When learning about graphing exponential functions, one must first become familiar with the concept of a base function. A base function serves as the starting point for understanding transformations. In the context of exponential functions, a base function has the form f(x) = a^x, where a is a constant, and x is the exponent.

For instance, the function f(x) = 2^x is an exponential base function with base 2. In this function, as the exponent x increases, the output value of the function rapidly grows, reflecting exponential growth. To visualize this concept, one plots key points such as (-2, 0.25), (-1, 0.5), (0, 1), (1, 2), and (2, 4). These points help to capture the curve's behavior as it moves either towards zero (as x becomes large and negative) or becomes very large (as x becomes positive).

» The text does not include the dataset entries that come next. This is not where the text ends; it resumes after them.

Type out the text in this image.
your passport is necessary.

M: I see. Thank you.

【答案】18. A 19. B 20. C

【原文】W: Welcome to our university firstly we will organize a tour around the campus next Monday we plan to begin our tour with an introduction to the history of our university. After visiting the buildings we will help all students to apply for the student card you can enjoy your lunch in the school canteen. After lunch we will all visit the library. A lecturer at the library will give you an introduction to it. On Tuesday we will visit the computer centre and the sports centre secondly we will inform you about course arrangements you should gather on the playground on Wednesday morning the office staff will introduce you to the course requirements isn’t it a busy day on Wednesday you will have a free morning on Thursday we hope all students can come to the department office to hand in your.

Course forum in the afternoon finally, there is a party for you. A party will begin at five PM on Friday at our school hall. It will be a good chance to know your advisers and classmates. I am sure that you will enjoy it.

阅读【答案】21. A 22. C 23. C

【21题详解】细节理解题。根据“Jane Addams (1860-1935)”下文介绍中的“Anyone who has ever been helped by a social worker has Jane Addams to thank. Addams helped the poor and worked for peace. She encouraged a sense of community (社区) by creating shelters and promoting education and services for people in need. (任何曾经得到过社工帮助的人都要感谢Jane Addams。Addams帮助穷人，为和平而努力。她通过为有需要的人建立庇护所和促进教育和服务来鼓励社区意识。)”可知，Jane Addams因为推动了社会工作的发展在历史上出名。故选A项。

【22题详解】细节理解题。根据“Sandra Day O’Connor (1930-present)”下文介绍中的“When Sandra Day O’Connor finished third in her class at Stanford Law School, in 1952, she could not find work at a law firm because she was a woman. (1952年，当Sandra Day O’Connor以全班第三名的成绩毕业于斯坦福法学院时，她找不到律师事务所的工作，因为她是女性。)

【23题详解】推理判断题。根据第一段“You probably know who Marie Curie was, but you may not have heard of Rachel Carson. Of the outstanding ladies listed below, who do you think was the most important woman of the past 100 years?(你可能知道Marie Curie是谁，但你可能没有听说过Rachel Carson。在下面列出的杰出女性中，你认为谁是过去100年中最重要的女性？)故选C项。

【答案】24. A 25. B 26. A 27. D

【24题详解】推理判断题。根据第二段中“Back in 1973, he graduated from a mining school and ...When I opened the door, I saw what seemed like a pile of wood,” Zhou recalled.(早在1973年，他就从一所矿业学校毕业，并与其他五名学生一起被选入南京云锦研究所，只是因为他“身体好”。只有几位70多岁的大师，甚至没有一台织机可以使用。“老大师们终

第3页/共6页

Function transformation involves taking a base function and applying specific changes to its formula that alter its graph in predictable ways. Transformations include shifting, stretching, compressing, and reflecting the graph. These transformations can occur vertically or horizontally, affecting either the x-values or the y-values of the points that define the function's curve.

In the exercise, the transformation consists of adding 1 to each x-value of the base function f(x) = 2^x, resulting in the new function g(x) = 2^{x+1}. This sort of transformation affects the horizontal positioning of the graph, where each point on the base function's graph moves according to the change applied to the x-value. Understanding how these transformations affect the graph is key to mastering the art of graphing functions.

A horizontal shift in the context of function transformation refers to moving the entire graph of a function to the left or the right along the horizontal axis. This shift is often a result of adding or subtracting a constant to the x-variable within the function's formula.

For example, when one goes from f(x) = 2^x to g(x) = 2^{x+1}, there is a horizontal shift involved. By adding 1 inside the exponent, each point on the graph of f(x) moves one unit to the left to form the graph of g(x). It's important to note such transformations do not change the shape of the graph but simply reposition it. By visualizing this horizontal shift, one can accurately graph the transformed function.

Exponential growth is a specific way in which certain quantities increase over time. In the context of graphing functions, when we talk about exponential growth, we are referring to how the value of a function, such as f(x) = 2^x, increases as the exponent x gets larger. Exponential functions grow at a rate proportional to their value, which means the higher the function's output, the faster it grows.

This rapid increase is visually evident on a graph as the curve steepens the further right it goes (where x is positive). Conversely, as x becomes negative, the function approaches zero but never reaches it, reflecting a horizontal asymptote. Understanding this behavior is essential for interpreting graphs of exponential functions and predicting their growth patterns in various applications.